I acknowledge that coroner Elisabeth Armitage presumably also sees – or at least at the start, hoped for – deep cultural change as a beneficial, if formally collateral outcome of the inquest.  But oh, how the wheels have since fallen-off over the last 18 months, and the gendered sledge-hammers been lobbed as slow-but-furious nut-crackers.

Exhibit one here is a text message sent from Zachary Rolfe in March 2019 (about six months before Kumanjayi Walker was fatally shot by Rolfe) to an unknown (but apparently not called before the inquest, possibly because his context evidence may have required another three million dollars to neutralise, by a thousand oblique cuts) recipient:

 “I'm out at Borroloola, a random community on the coast, 'cause they're rioting. But we came up last time they did this and smashed the whole community. So, this time, as soon as we arrived, they started behaving.”

 This text message was tendered to the inquest in September 2022 and then again just recently (in February 2024), for commenting upon by two different witnesses – Sgt Anne Jolley and Sgt Lee Bauwens – which resulting in two strikingly different  narrative streams at the inquest, despite both witnesses working for the NT Police at all material times.  It is too trite to say that the Good Cop was (of course) female, and the Bad Cop (of course) male.   More specifically revealing here is the admonitory tone of, and strangely-chosen “gotcha” word in the recent exchange b/w the (male) Counsel Assisting the Coroner Patrick Coleridge (in September 2022, this role was performed by Peggy Dwyer) and Sgt Lee Bauwens.
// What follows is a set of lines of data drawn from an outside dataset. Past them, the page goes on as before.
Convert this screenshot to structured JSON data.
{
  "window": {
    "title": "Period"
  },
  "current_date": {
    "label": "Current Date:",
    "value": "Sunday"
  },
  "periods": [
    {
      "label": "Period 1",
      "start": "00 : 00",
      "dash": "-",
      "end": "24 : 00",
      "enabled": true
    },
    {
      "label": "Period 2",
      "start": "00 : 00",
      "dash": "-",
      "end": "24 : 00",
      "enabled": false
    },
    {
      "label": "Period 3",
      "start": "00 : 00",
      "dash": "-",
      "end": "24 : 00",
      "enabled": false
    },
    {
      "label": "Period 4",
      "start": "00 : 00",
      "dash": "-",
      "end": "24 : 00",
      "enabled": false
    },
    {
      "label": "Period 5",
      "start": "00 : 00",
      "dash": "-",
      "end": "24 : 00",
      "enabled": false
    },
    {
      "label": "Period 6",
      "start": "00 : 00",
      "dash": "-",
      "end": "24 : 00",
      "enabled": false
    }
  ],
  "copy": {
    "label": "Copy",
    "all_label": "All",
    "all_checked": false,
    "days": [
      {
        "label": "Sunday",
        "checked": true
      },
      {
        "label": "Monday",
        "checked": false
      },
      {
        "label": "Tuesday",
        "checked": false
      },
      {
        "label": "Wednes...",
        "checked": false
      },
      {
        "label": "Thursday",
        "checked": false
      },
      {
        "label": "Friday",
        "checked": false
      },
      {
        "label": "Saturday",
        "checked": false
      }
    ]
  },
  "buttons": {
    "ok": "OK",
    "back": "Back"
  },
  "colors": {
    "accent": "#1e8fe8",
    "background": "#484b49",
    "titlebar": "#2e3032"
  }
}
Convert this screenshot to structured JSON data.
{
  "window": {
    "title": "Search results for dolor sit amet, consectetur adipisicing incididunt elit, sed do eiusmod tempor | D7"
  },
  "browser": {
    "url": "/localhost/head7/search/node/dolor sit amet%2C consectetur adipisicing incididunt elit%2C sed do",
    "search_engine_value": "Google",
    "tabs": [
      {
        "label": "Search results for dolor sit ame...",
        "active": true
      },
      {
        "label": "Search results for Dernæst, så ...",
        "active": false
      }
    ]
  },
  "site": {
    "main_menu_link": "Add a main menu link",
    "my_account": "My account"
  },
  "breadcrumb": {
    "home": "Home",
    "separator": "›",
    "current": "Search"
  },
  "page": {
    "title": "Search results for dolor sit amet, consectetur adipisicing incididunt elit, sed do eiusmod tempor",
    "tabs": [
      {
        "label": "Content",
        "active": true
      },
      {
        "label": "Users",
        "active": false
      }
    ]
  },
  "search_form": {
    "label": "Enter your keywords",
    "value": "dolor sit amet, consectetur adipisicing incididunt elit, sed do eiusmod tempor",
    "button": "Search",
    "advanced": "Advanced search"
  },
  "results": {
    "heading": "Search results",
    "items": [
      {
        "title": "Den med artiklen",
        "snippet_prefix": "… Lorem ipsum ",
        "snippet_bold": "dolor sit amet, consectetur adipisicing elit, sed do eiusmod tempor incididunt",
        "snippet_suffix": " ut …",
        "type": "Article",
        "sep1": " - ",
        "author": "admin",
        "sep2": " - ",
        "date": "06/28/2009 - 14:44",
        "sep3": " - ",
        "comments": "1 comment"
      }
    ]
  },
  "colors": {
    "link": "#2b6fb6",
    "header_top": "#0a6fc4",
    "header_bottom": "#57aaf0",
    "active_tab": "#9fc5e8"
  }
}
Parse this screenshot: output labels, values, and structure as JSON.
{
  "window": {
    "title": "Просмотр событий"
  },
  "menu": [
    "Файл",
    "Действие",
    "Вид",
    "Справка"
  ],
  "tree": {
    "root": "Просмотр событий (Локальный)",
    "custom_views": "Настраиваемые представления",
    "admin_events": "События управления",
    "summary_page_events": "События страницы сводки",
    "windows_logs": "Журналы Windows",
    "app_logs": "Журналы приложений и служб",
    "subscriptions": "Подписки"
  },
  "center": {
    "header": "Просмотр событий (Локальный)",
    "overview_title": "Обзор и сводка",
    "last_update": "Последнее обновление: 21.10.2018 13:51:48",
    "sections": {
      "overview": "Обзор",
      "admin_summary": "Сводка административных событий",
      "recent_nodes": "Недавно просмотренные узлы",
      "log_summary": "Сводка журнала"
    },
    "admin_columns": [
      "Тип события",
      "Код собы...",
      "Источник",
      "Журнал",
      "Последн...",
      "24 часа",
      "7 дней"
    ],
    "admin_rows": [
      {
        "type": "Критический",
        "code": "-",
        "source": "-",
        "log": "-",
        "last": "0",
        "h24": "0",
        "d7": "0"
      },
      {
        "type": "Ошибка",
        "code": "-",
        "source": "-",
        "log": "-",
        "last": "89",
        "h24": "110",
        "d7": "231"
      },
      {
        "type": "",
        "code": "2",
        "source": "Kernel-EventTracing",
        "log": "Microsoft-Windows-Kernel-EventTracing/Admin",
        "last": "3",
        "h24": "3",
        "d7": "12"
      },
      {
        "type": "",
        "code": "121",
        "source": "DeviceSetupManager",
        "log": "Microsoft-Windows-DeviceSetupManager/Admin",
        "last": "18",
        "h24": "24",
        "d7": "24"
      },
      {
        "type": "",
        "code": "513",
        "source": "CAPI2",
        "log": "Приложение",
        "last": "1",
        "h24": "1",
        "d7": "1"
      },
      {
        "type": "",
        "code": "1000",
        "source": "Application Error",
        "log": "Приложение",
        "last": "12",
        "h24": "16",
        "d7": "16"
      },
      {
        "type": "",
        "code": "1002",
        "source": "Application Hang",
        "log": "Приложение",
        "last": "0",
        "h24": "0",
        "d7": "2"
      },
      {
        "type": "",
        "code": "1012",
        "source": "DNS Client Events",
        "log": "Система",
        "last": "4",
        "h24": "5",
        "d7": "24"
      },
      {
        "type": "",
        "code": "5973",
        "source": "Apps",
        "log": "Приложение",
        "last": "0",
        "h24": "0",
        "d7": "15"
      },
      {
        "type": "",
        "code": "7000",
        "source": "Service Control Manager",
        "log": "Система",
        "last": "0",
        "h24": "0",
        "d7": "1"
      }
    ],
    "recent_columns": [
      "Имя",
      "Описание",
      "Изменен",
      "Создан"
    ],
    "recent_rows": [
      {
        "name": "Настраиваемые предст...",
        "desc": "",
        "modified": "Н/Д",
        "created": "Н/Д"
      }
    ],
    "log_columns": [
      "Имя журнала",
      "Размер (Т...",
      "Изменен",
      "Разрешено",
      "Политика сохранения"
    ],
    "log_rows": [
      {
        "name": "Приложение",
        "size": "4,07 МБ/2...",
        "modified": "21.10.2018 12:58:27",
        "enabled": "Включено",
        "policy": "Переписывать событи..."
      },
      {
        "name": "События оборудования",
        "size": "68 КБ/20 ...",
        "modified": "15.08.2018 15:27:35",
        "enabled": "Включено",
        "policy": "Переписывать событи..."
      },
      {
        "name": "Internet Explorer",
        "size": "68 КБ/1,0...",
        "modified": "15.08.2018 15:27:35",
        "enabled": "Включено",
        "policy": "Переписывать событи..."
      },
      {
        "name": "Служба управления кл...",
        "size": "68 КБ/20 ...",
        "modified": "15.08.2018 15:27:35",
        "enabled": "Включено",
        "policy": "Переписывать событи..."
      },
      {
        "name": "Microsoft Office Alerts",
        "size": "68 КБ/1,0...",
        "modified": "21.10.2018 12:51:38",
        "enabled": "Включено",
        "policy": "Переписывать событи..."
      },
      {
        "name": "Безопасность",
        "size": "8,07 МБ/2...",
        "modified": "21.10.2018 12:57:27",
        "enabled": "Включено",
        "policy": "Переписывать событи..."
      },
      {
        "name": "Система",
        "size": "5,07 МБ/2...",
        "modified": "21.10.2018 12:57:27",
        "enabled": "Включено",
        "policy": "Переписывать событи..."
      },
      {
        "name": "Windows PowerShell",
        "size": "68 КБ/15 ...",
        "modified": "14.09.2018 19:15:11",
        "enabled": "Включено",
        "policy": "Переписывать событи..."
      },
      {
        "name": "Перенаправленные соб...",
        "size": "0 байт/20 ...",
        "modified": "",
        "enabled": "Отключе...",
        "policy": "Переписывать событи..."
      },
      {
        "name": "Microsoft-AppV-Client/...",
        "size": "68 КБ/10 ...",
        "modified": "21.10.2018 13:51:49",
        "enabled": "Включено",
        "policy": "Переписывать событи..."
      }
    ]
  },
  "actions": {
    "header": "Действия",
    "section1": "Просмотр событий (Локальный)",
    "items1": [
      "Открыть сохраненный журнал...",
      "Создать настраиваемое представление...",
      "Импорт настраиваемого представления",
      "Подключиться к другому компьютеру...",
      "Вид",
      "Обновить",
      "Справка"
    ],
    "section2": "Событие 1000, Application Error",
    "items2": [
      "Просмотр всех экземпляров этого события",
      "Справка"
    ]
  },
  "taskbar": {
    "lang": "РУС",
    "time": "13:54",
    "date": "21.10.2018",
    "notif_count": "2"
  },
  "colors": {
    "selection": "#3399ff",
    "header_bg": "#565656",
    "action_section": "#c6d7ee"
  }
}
“Smashed” was strangely-chosen as a “gotcha” word for two reasons, I think:  because Bauwen’s (notably defensive) contextual explanation of it as not connoting violence rings plain and true (for this man, at least) and also because two other words from the above text message are actually of note, but were let slip through by the inquest, preoccupied as it was with Admonitions of the Most Obvious. 

“Behaved” in its above context, is at very least, violence-adjacent, with Rolfe seemingly bragging about the Aboriginal residents of Borroloola cowering when they heard he was coming back into town (whether they indeed reacted to this news, and if so, then how, of course may be quite a different story, but again, this is a narrative that the inquest passed over). 

Rolfe’s use of “random” also connotes violence in a more abstract way, of the non-particularity of his vector through time and place, aka his crassness and presumption as even a temporary resident of a remote Aboriginal community in the NT.  There is perhaps nowhere in the world less “random” than Borroloola (or Yuendumu) [or conversely, more “random” than Canberra, but I digress].  I can attest to Borroloola's particularity as a whitefella who hasn’t even been anywhere near the place nor knows any of its “inside” stories; but there is a wealth of even whitefella-on-whitefella narrative out there (Hashtag Bill Harney, Roger Jose, Carnegie library), and if you’re bi-cultural, these are only the surface gleanings ....

Rolfe perhaps also used “random” in a secondary, and very male, sense – to glumly corroborate, en passant, his relatively unimportant position in the NT Police hierarchy at that time; a man (yet again?) shuffled at short notice from one temporary assignment to the next place, as a (mere) gun for hire.  If so, that’s the terrible beauty and nuance, in a (cracked) nutshell, of what I’ll call Rolfe’s three-million-dollar text message:  one man’s jaded – and to me, simply sad – obliviousness to time and place getting all dressed-up to become Every Woman’s Admonition About That One Thing, spoken on infinite and futile repeat.

 $$ Unless perhaps Rolfe one day might take up the Borroloola Cure – which worked a treat for the runaway Roger Jose.